Magnus Hirschfeld, his biographies, and the possibilities and boundaries of ‘biography’ as ‘doing history

Brennan, T and Hegarty, P. J. (2009). Magnus Hirschfeld, his biographies, and the possibilities and boundaries of ‘biography’ as ‘doing history. History of the Human Sciences, 22(5) 24 - 46.

DOI: https://doi.org/10.1177/0952695109346642

Abstract

This article considers the two major biographies of sexologist Magnus Hirschfeld, MD (1868–1935), an early campaigner for ‘gay rights’ avant la lettre. Like him, his first biographerCharlotte Wolff (1897–1986) was a Jewish doctor who lived and worked in Weimar Republic Berlin and fled Germany when the Nazi regime came to power.
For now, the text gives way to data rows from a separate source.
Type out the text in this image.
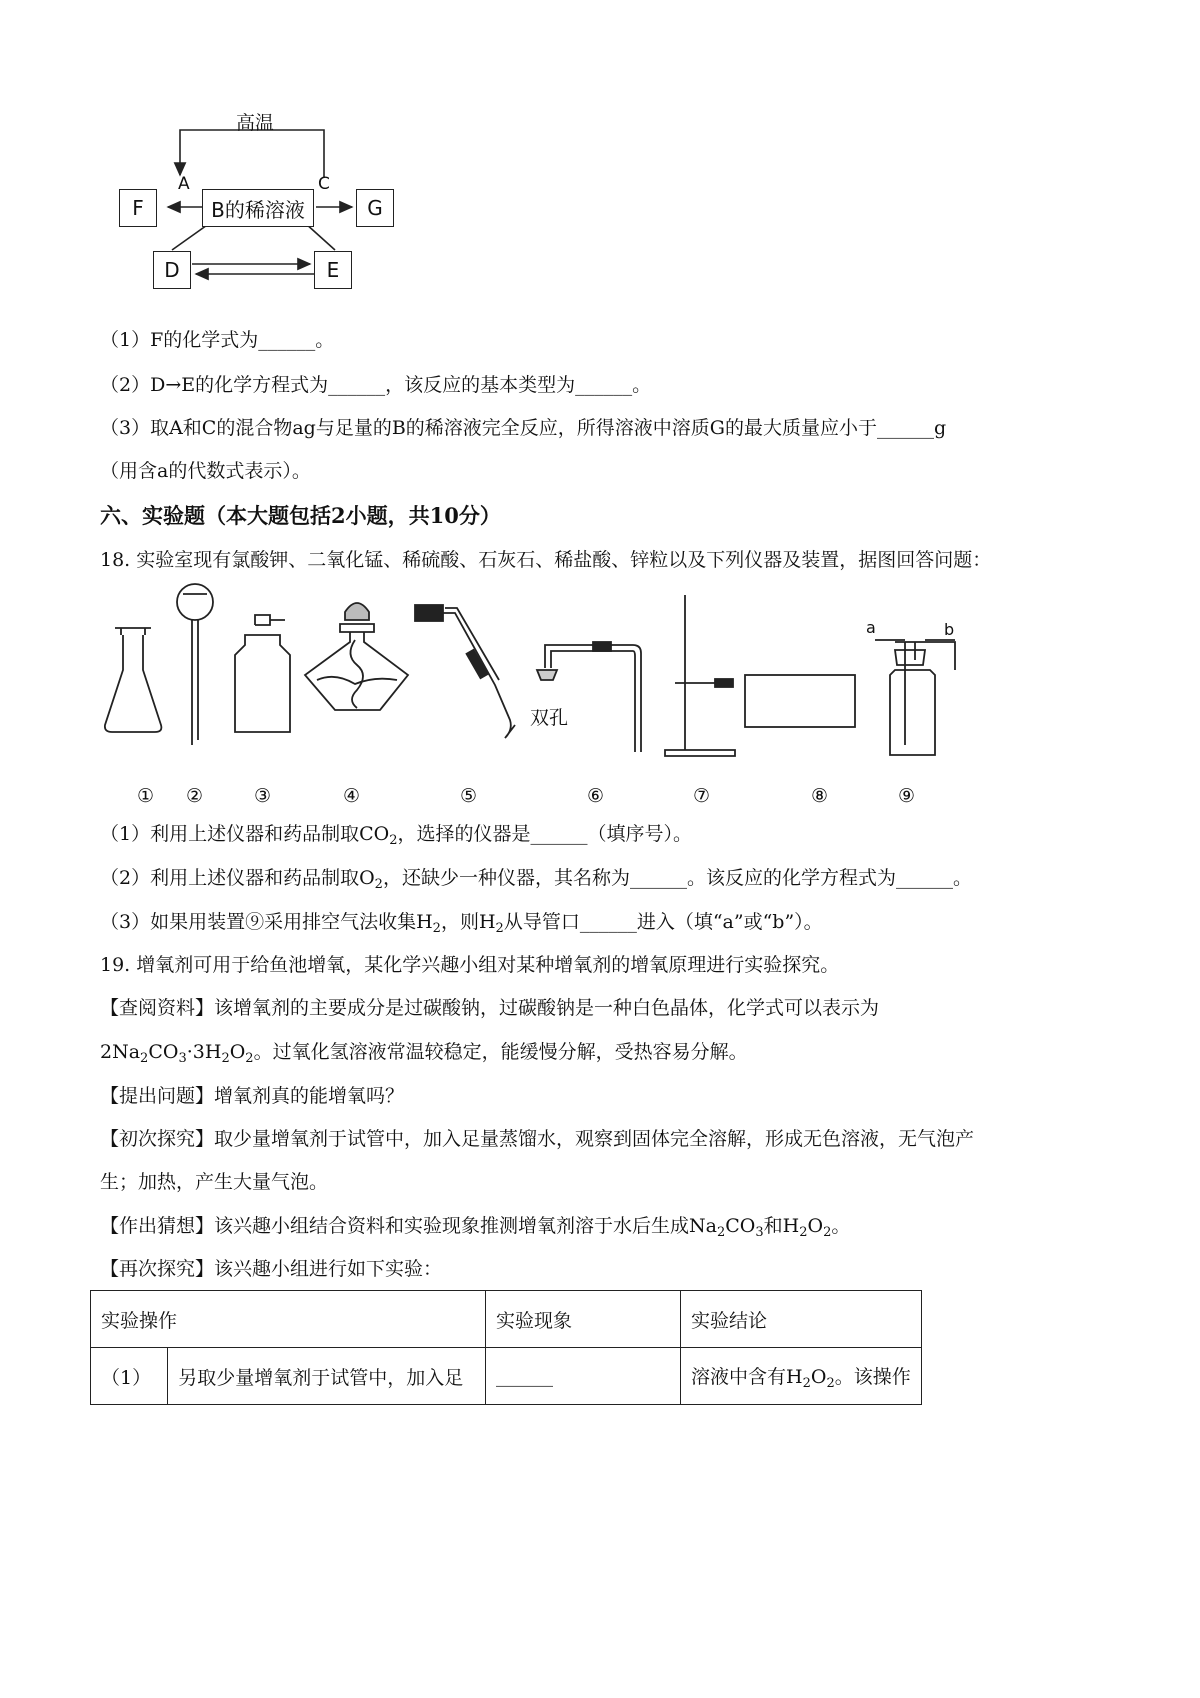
高温
A	C
F	B的稀溶液	G
D	E
（1）F的化学式为______。
（2）D→E的化学方程式为______，该反应的基本类型为______。
（3）取A和C的混合物ag与足量的B的稀溶液完全反应，所得溶液中溶质G的最大质量应小于______g
（用含a的代数式表示）。
六、实验题（本大题包括2小题，共10分）
18. 实验室现有氯酸钾、二氧化锰、稀硫酸、石灰石、稀盐酸、锌粒以及下列仪器及装置，据图回答问题：
双孔
a	b
① ②	③	④	⑤	⑥	⑦	⑧	⑨
（1）利用上述仪器和药品制取$CO_2$，选择的仪器是______（填序号）。
（2）利用上述仪器和药品制取$O_2$，还缺少一种仪器，其名称为______。该反应的化学方程式为______。
（3）如果用装置⑨采用排空气法收集$H_2$，则$H_2$从导管口______进入（填“a”或“b”）。
19. 增氧剂可用于给鱼池增氧，某化学兴趣小组对某种增氧剂的增氧原理进行实验探究。
【查阅资料】该增氧剂的主要成分是过碳酸钠，过碳酸钠是一种白色晶体，化学式可以表示为
$2Na_2CO_3\cdot 3H_2O_2$。过氧化氢溶液常温较稳定，能缓慢分解，受热容易分解。
【提出问题】增氧剂真的能增氧吗？
【初次探究】取少量增氧剂于试管中，加入足量蒸馏水，观察到固体完全溶解，形成无色溶液，无气泡产
生；加热，产生大量气泡。
【作出猜想】该兴趣小组结合资料和实验现象推测增氧剂溶于水后生成$Na_2CO_3$和$H_2O_2$。
【再次探究】该兴趣小组进行如下实验：
实验操作		实验现象	实验结论
（1）	另取少量增氧剂于试管中，加入足	______	溶液中含有$H_2O_2$。该操作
When researching Hirschfeld’s biography (published in English in 1986) Wolff met a librarian and gay activist, Manfred Herzer, who would eventually be a cofounder of the Gay Museum in Berlin and publish (in German, in 1992) the other major Hirschfeld biography currently available. Using, inter alia, the correspondence between Wolff and Herzer, the article aims to explore and interrogate the boundaries and possibilities of ‘biography’ as a form of ‘doing history’.